Emily September 9, 2019 at 7:51 am

im 29 years old and was diagnosed with epilepsy the day i was supposed to attend my highschool graduation (18) recently i took 2 pregnancy tests and both are positive. im seeing my neurologist and family doctor this Wednesday and im terrified. Im on lamictal and according to everything ive read its relatively safe but i have seizures almost daily and getting pregnant was very unexpected. all i want is a healthy baby and if anyone has any tips from their experience or advice please let me know.
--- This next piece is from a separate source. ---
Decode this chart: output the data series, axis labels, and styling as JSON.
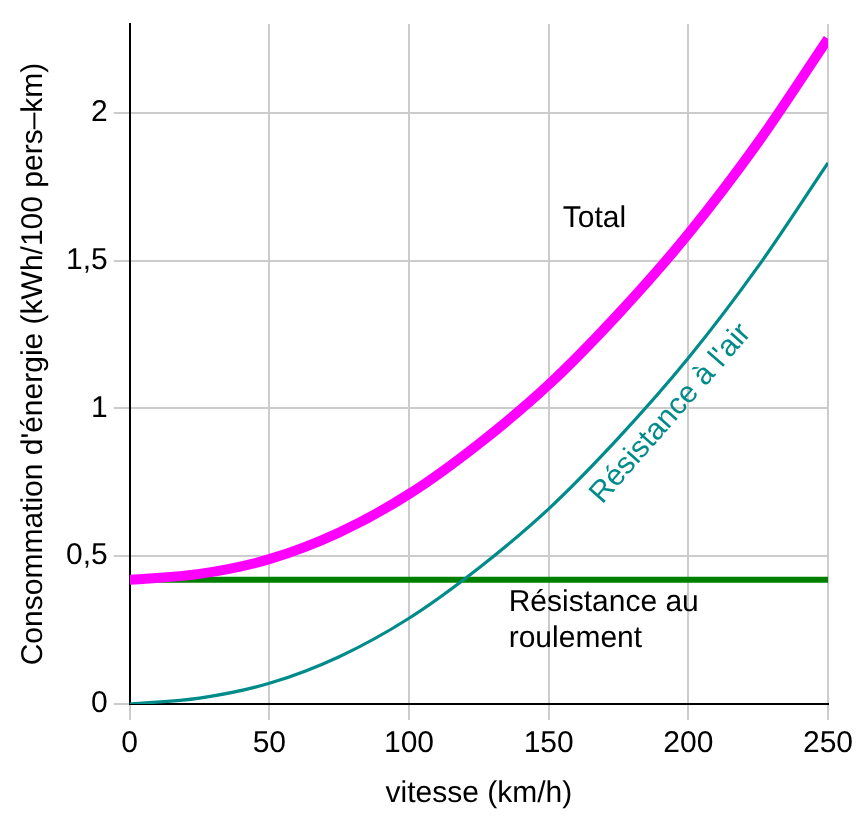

Reply By: Stef October 21, 2019 at 1:16 pm

Hi there!
Having a baby while being epileptic is very scary for many reasons. We want the best for our child and can only do that by taking care of ourselves and we all know stress doesn’t help. I have grand mals and I also have a healthy 5 month old. I had a seizure about 5 weeks into pregnancy when I didn’t even know I was pregnant yet and she is still healthy.
I too, was extremely concerned about the meds. I am lucky to have seizures that come with a warning, so I can always tell when I am about to have one. And being pregnant was amazing! I never felt better… like I wish I could have my hormones be that way all the time because I felt like I could go with very low dose of my meds, not recommended for all, everyone is different, which is what makes epilepsy so difficult. I found that cbds helped too, which come with their own side effects too (premature, low birthweight, etc) but I went with those side effects vs pharmaceutical. Started taking full dose of topomax (was on depakote and got switched when found out I was pregnant) when I hit my 3rd trimester. I was very concerned for labor.
What no one prepared me for was the after…. the first 2 months of my little girl’s life were the hardest I have ever lived! My body was in such shock from the hormone change, I was almost having a seizure everyday… I was bed ridden and needed my own babysitter along with someone to watch her while the hunny had to work.
I am still thankful everything went well overall and honestly, I would love for her to have a sibling, but it is hard to figure out. Just make sure you have good help and keep stress down… being pregnant changes you, hopefully your body will ho into mom mode like mine did and the hormone change will do good. One thing I wish I would have done while being pregnant is used high risk doctor and have them test and monitor my hormone levels… I think I would have given me better understanding to what my body deals with
Good luck! Best wishes

Drema September 12, 2019 at 11:01 am

Hello, my name is Drema and I am an epileptic. I have all three, but am capable. If you met me you wouldn’t even know, if I told you, saw me take my meds or saw me actually have a grand mal. I also just recently found out from my new doctor, Dr. Hanna of Metrohealth; that I will indeed have epilepsy for the rest of my life. I never wanted that to be true…my previous doctor from PEDS always just said he’d find a way or it get better. Perhaps he was just trying to comfort me, but I rather have been told the truth all those years ago. Rather than by my new doctor and balling my eyes out like a baby. Ugh…I really want help to know if there is anyway for me? Dr. Hanna says my brain shows that I was born with nerves not connected all the way. Is there anyway to connect them? I have looked into surgery near Cincinnati, OH. Thanks!!